Nature and nurture have found a new companion — historical context.
A new study has produced the best evidence yet that the role of genetics in complex traits, including obesity, varies over time. Both the era in which scientific research is conducted and the era in which subjects were born may have an impact on the degree to which genetic factors are present in scientific data.
“I liken it to a kind of uncertainty principle, or ‘observer effect,’ for genetics,” said Nicholas Christakis, a Yale professor of sociology, ecology & evolutionary biology, and medicine, and co-author of the study. “In principle, any study of how DNA affects bodily outcomes may thus be finding effects that are not ever-enduring, or may be missing effects that — but for the timing of the research — are enduring.”
The research appears online in the Dec. 29 edition of the Proceedings of the National Academy of Sciences.
Christakis and his colleagues focused on a specific genetic variant in the FTO gene that is widely known to be associated with obesity. Looking at data from the Framingham Heart Study, they found a difference among people with the FTO gene, depending on their era of birth. People born before 1942 did not display an association between the risk variant and obesity; people born after 1942 showed an even stronger association than had been previously reported.
Researchers attribute the difference to changing societal or environmental conditions that had an effect on whether genetic factors came into play. “It suggests that even more caution and humility in modern genetics research is warranted,” Christakis said. “It also suggests that if large-scale genetic association studies with this gene had been conducted a generation earlier, they could have had different results.”
The implications for the findings stretch throughout the study of genetics and speak to the complex, evolving bond between heredity and environment, researchers indicated. Examining phenomena such as the rise in obesity, they said, becomes a matter of “disentangling” the strands of historical and contemporary environmental factors that interact with genetic features over time.

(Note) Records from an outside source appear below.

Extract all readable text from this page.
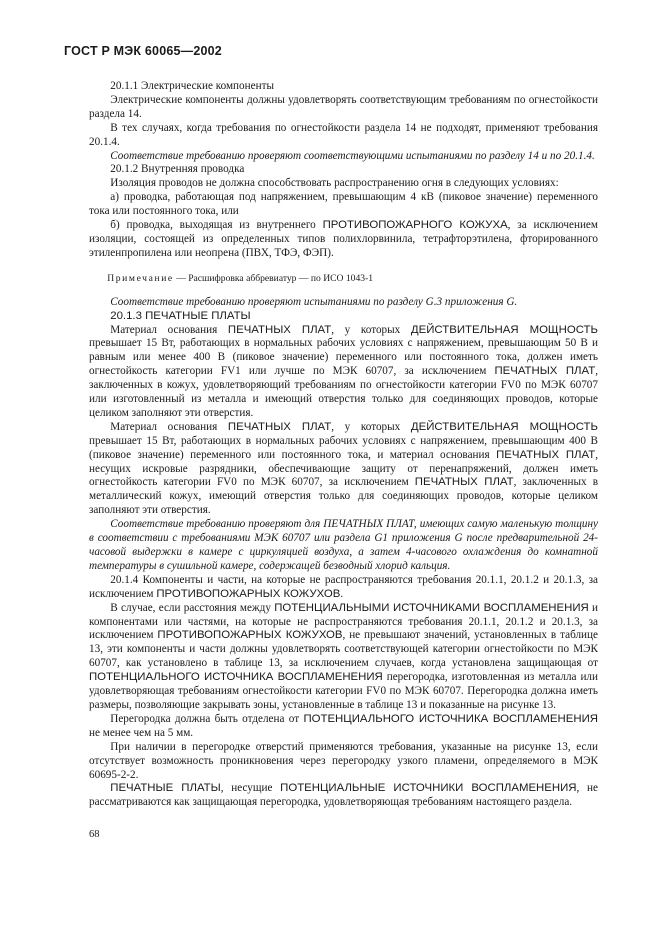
ГОСТ Р МЭК 60065—2002

20.1.1 Электрические компоненты

Электрические компоненты должны удовлетворять соответствующим требованиям по огнестойкости раздела 14.

В тех случаях, когда требования по огнестойкости раздела 14 не подходят, применяют требования 20.1.4.

Соответствие требованию проверяют соответствующими испытаниями по разделу 14 и по 20.1.4.

20.1.2 Внутренняя проводка

Изоляция проводов не должна способствовать распространению огня в следующих условиях:

а) проводка, работающая под напряжением, превышающим 4 кВ (пиковое значение) переменного тока или постоянного тока, или

б) проводка, выходящая из внутреннего ПРОТИВОПОЖАРНОГО КОЖУХА, за исключением изоляции, состоящей из определенных типов полихлорвинила, тетрафторэтилена, фторированного этиленпропилена или неопрена (ПВХ, ТФЭ, ФЭП).

Примечание — Расшифровка аббревиатур — по ИСО 1043-1

Соответствие требованию проверяют испытаниями по разделу G.3 приложения G.

20.1.3 ПЕЧАТНЫЕ ПЛАТЫ

Материал основания ПЕЧАТНЫХ ПЛАТ, у которых ДЕЙСТВИТЕЛЬНАЯ МОЩНОСТЬ превышает 15 Вт, работающих в нормальных рабочих условиях с напряжением, превышающим 50 В и равным или менее 400 В (пиковое значение) переменного или постоянного тока, должен иметь огнестойкость категории FV1 или лучше по МЭК 60707, за исключением ПЕЧАТНЫХ ПЛАТ, заключенных в кожух, удовлетворяющий требованиям по огнестойкости категории FV0 по МЭК 60707 или изготовленный из металла и имеющий отверстия только для соединяющих проводов, которые целиком заполняют эти отверстия.

Материал основания ПЕЧАТНЫХ ПЛАТ, у которых ДЕЙСТВИТЕЛЬНАЯ МОЩНОСТЬ превышает 15 Вт, работающих в нормальных рабочих условиях с напряжением, превышающим 400 В (пиковое значение) переменного или постоянного тока, и материал основания ПЕЧАТНЫХ ПЛАТ, несущих искровые разрядники, обеспечивающие защиту от перенапряжений, должен иметь огнестойкость категории FV0 по МЭК 60707, за исключением ПЕЧАТНЫХ ПЛАТ, заключенных в металлический кожух, имеющий отверстия только для соединяющих проводов, которые целиком заполняют эти отверстия.

Соответствие требованию проверяют для ПЕЧАТНЫХ ПЛАТ, имеющих самую маленькую толщину в соответствии с требованиями МЭК 60707 или раздела G1 приложения G после предварительной 24-часовой выдержки в камере с циркуляцией воздуха, а затем 4-часового охлаждения до комнатной температуры в сушильной камере, содержащей безводный хлорид кальция.

20.1.4 Компоненты и части, на которые не распространяются требования 20.1.1, 20.1.2 и 20.1.3, за исключением ПРОТИВОПОЖАРНЫХ КОЖУХОВ.

В случае, если расстояния между ПОТЕНЦИАЛЬНЫМИ ИСТОЧНИКАМИ ВОСПЛАМЕНЕНИЯ и компонентами или частями, на которые не распространяются требования 20.1.1, 20.1.2 и 20.1.3, за исключением ПРОТИВОПОЖАРНЫХ КОЖУХОВ, не превышают значений, установленных в таблице 13, эти компоненты и части должны удовлетворять соответствующей категории огнестойкости по МЭК 60707, как установлено в таблице 13, за исключением случаев, когда установлена защищающая от ПОТЕНЦИАЛЬНОГО ИСТОЧНИКА ВОСПЛАМЕНЕНИЯ перегородка, изготовленная из металла или удовлетворяющая требованиям огнестойкости категории FV0 по МЭК 60707. Перегородка должна иметь размеры, позволяющие закрывать зоны, установленные в таблице 13 и показанные на рисунке 13.

Перегородка должна быть отделена от ПОТЕНЦИАЛЬНОГО ИСТОЧНИКА ВОСПЛАМЕНЕНИЯ не менее чем на 5 мм.

При наличии в перегородке отверстий применяются требования, указанные на рисунке 13, если отсутствует возможность проникновения через перегородку узкого пламени, определяемого в МЭК 60695-2-2.

ПЕЧАТНЫЕ ПЛАТЫ, несущие ПОТЕНЦИАЛЬНЫЕ ИСТОЧНИКИ ВОСПЛАМЕНЕНИЯ, не рассматриваются как защищающая перегородка, удовлетворяющая требованиям настоящего раздела.

68
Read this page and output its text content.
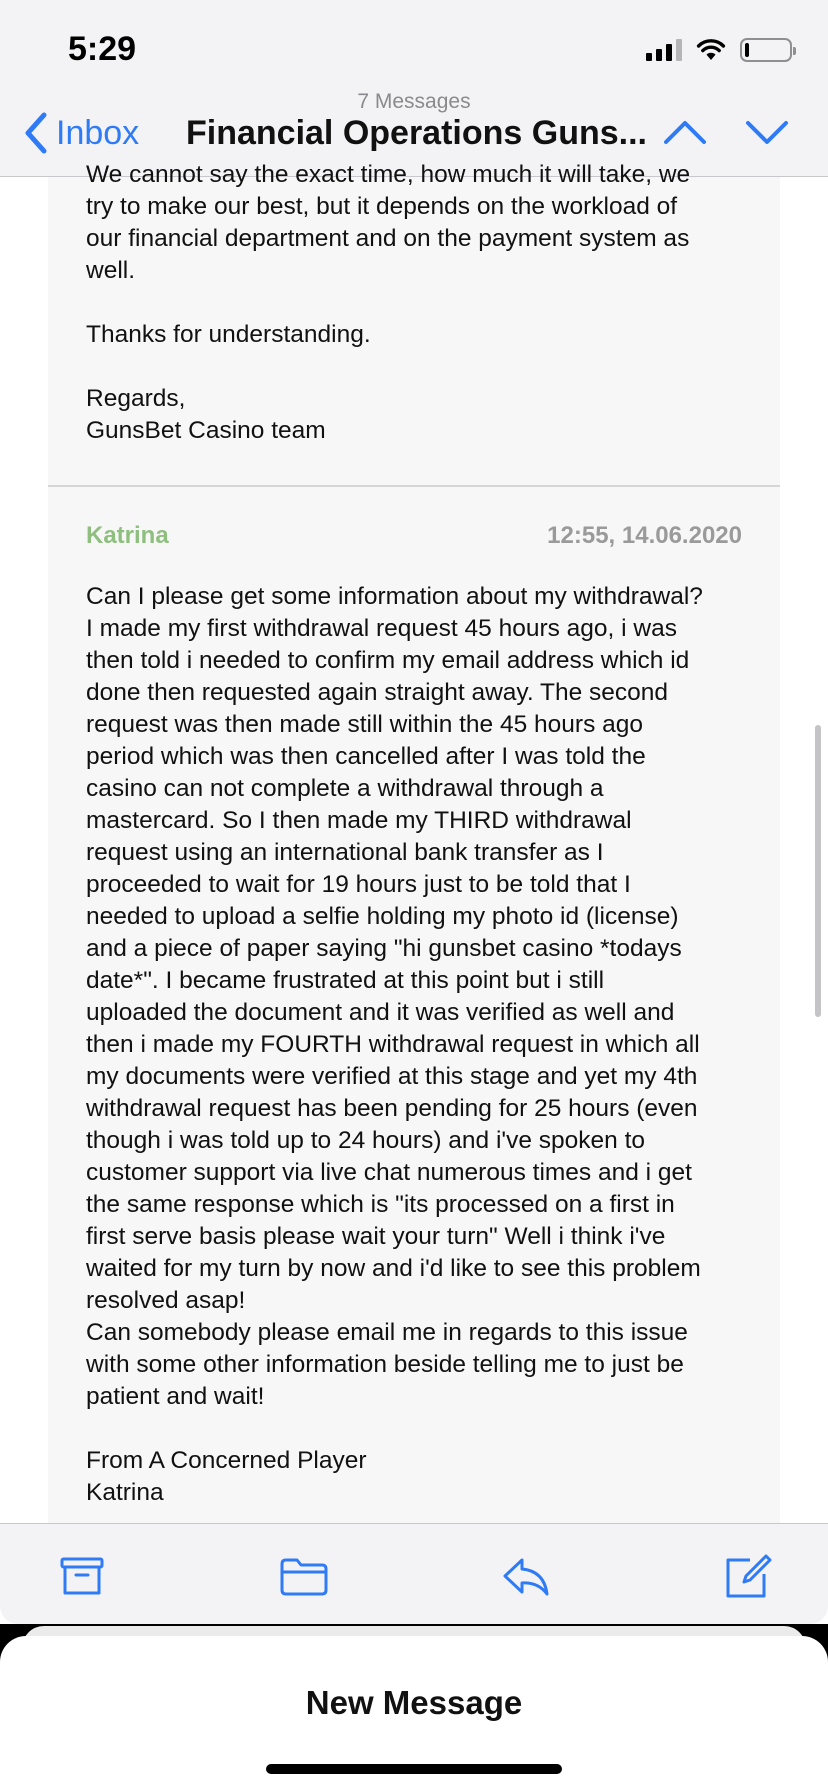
5:29
7 Messages
Inbox Financial Operations Guns...

We cannot say the exact time, how much it will take, we
try to make our best, but it depends on the workload of
our financial department and on the payment system as
well.

Thanks for understanding.

Regards,
GunsBet Casino team

Katrina	12:55, 14.06.2020

Can I please get some information about my withdrawal?
I made my first withdrawal request 45 hours ago, i was
then told i needed to confirm my email address which id
done then requested again straight away. The second
request was then made still within the 45 hours ago
period which was then cancelled after I was told the
casino can not complete a withdrawal through a
mastercard. So I then made my THIRD withdrawal
request using an international bank transfer as I
proceeded to wait for 19 hours just to be told that I
needed to upload a selfie holding my photo id (license)
and a piece of paper saying "hi gunsbet casino *todays
date*". I became frustrated at this point but i still
uploaded the document and it was verified as well and
then i made my FOURTH withdrawal request in which all
my documents were verified at this stage and yet my 4th
withdrawal request has been pending for 25 hours (even
though i was told up to 24 hours) and i've spoken to
customer support via live chat numerous times and i get
the same response which is "its processed on a first in
first serve basis please wait your turn" Well i think i've
waited for my turn by now and i'd like to see this problem
resolved asap!
Can somebody please email me in regards to this issue
with some other information beside telling me to just be
patient and wait!

From A Concerned Player
Katrina

New Message
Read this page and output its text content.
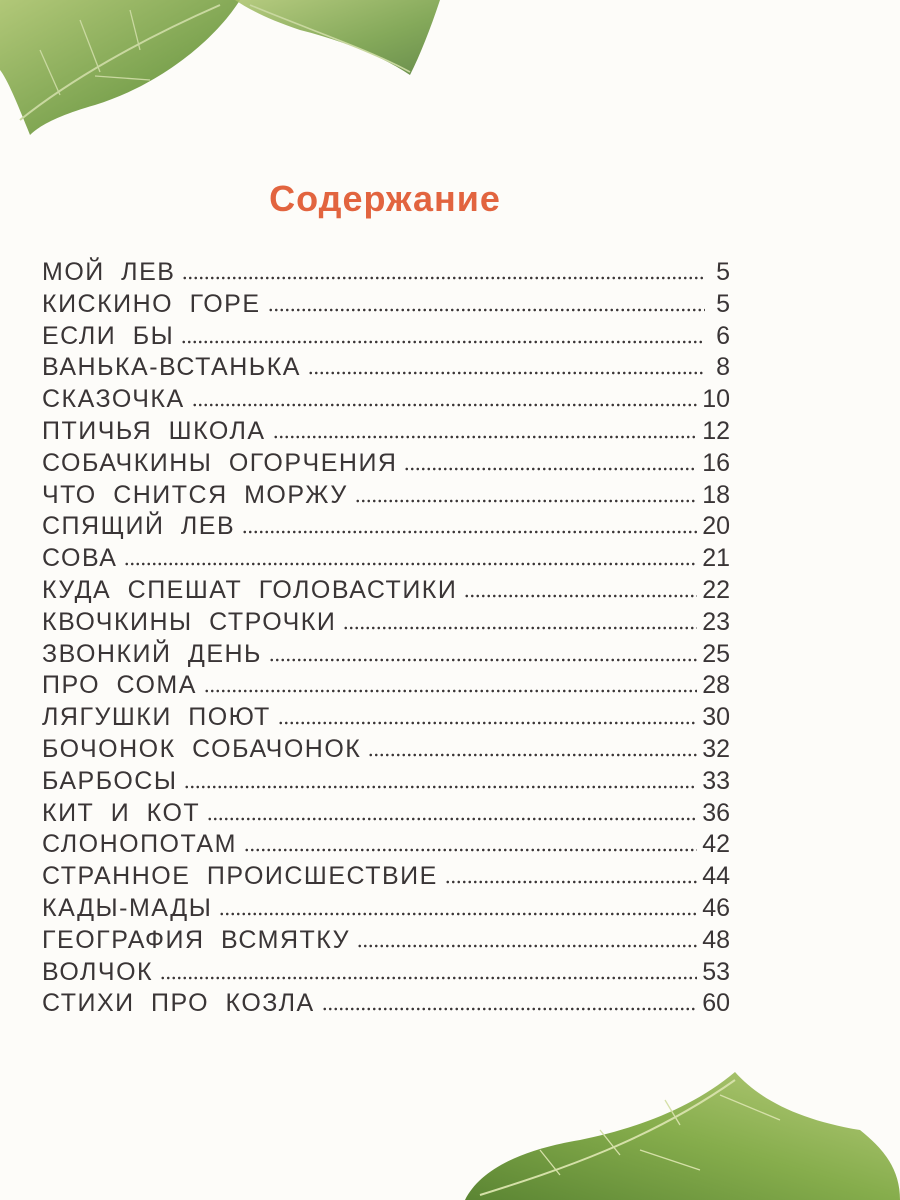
Содержание
МОЙ ЛЕВ	5
КИСКИНО ГОРЕ	5
ЕСЛИ БЫ	6
ВАНЬКА-ВСТАНЬКА	8
СКАЗОЧКА	10
ПТИЧЬЯ ШКОЛА	12
СОБАЧКИНЫ ОГОРЧЕНИЯ	16
ЧТО СНИТСЯ МОРЖУ	18
СПЯЩИЙ ЛЕВ	20
СОВА	21
КУДА СПЕШАТ ГОЛОВАСТИКИ	22
КВОЧКИНЫ СТРОЧКИ	23
ЗВОНКИЙ ДЕНЬ	25
ПРО СОМА	28
ЛЯГУШКИ ПОЮТ	30
БОЧОНОК СОБАЧОНОК	32
БАРБОСЫ	33
КИТ И КОТ	36
СЛОНОПОТАМ	42
СТРАННОЕ ПРОИСШЕСТВИЕ	44
КАДЫ-МАДЫ	46
ГЕОГРАФИЯ ВСМЯТКУ	48
ВОЛЧОК	53
СТИХИ ПРО КОЗЛА	60
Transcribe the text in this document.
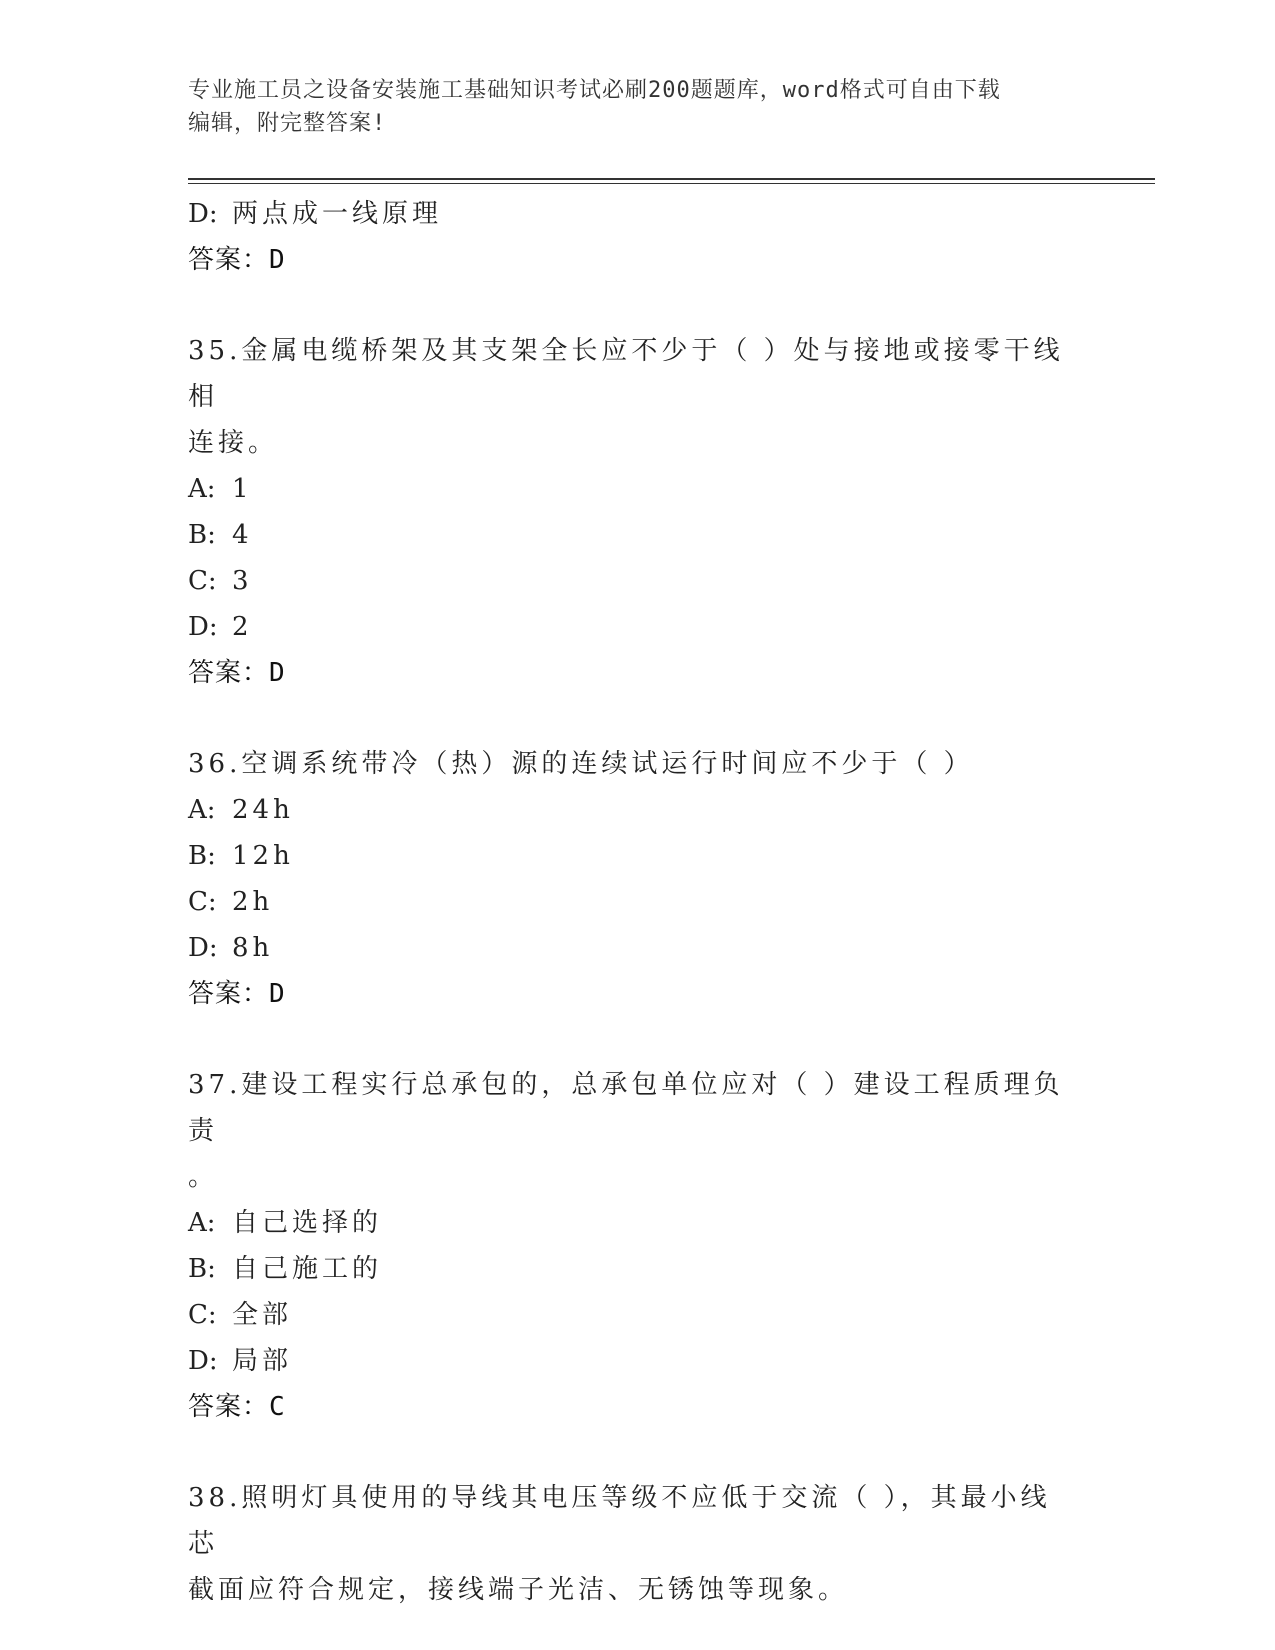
专业施工员之设备安装施工基础知识考试必刷200题题库，word格式可自由下载
编辑，附完整答案!
D: 两点成一线原理
答案：D
35.金属电缆桥架及其支架全长应不少于（ ）处与接地或接零干线相
连接。
A: 1
B: 4
C: 3
D: 2
答案：D
36.空调系统带冷（热）源的连续试运行时间应不少于（ ）
A: 24h
B: 12h
C: 2h
D: 8h
答案：D
37.建设工程实行总承包的，总承包单位应对（ ）建设工程质理负责
。
A: 自己选择的
B: 自己施工的
C: 全部
D: 局部
答案：C
38.照明灯具使用的导线其电压等级不应低于交流（ ），其最小线芯
截面应符合规定，接线端子光洁、无锈蚀等现象。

“This idea of looking at epoch of birth as it relates to determining genetic risk is not a dimension people are used to thinking about,” said Massachusetts General Hospital psychiatrist Niels Rosenquist, co-author of the study. “It’s rare to see, in a human population, a changing response to environmental conditions, based on your genotype.”
As scientists probe further into such gene-by-birth-cohort and gene-by-environment interactions, Rosenquist and Christakis said it ultimately may be important for researchers to choose broad populations from many types of environments when studying the ways genes are expressed.
“Our paper shows that discovering the effect of genes may depend on the total, historical environment in which the researcher and subject are embedded,” Christakis said.
Other authors of the study were Steven F. Lehrer of Queen’s University, A. James O’Malley of Dartmouth College, Alan M. Zaslavsky of Harvard Medical School and Jordan W. Smoller of Massachusetts General Hospital.